One of Tulsa’s largest congregations, the church wanted to offer an alternative to more boisterous protests that have swept across Tulsa and the rest of the country since the death of George Floyd on May 25, organizers said.

“We wanted to make a statement about the issues that are dividing our country,” said Sharon Daugherty, who co-founded the church in 1981 and turned leadership over to her son in 2014.

“Man can build things but God has to be at the center if it’s going to last. It will be a supernatural thing.”

Marchers included Don Ailsworth, who served in the Los Angeles Police Department before moving to Tulsa about 30 years ago, originally to seek treatment at Oral Roberts University’s now-defunct City of Faith hospital.

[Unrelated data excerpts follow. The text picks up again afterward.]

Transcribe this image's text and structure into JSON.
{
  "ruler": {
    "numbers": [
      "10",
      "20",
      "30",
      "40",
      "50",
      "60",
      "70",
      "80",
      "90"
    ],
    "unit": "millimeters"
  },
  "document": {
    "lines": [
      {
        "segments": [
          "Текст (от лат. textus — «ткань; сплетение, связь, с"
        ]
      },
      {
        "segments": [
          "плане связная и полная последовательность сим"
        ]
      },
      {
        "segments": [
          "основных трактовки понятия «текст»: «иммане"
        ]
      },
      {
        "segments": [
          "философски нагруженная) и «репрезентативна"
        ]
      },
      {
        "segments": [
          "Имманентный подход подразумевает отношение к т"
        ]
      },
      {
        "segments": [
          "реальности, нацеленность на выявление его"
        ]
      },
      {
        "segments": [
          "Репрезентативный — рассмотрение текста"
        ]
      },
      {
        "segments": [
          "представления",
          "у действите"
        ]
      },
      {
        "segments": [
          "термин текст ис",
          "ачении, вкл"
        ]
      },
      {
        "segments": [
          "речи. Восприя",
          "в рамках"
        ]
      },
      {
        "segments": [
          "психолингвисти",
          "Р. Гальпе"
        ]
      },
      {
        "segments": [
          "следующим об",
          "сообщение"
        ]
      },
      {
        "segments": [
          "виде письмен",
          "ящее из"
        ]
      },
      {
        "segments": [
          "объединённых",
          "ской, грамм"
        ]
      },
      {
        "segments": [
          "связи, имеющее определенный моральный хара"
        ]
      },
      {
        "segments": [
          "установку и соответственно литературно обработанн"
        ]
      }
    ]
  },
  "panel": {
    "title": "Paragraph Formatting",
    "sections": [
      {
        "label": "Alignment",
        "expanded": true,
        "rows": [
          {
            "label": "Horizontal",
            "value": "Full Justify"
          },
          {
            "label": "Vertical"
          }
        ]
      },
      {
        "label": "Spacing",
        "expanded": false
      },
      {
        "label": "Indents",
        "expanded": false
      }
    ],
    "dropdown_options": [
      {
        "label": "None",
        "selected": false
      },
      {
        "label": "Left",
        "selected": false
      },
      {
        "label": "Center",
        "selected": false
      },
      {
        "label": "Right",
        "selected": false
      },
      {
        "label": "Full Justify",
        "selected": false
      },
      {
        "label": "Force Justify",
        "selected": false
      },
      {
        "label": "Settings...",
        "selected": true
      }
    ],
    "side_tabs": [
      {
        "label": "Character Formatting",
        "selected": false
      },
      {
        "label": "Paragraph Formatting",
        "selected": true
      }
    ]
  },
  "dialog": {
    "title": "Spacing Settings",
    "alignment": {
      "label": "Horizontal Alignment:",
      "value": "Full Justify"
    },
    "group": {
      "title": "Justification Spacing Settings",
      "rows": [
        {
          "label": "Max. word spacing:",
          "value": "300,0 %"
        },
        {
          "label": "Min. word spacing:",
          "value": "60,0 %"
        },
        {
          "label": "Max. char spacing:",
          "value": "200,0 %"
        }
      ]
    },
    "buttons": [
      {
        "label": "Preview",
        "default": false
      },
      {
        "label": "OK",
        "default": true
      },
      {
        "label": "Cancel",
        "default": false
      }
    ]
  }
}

Four years ago, Ailsworth attended a protest over the death of 40-year-old Terence Crutcher, a black motorist who was killed by a white police officer in Tulsa. And on the same day in September 2016, Ailsworth also attended a rally to support the police, telling news reporters at the time that people shouldn’t have to choose between the two sides.

“Love one another,” he said in a quote that ran in several newspapers across the country. “Hatred isn’t going to work.”

His message hasn’t changed.

Love unites people of all colors, Ailsworth told the crowd Sunday after the pastor handed him a bullhorn.

“One God. One faith. One baptism,” he said. “We’re all in this together.”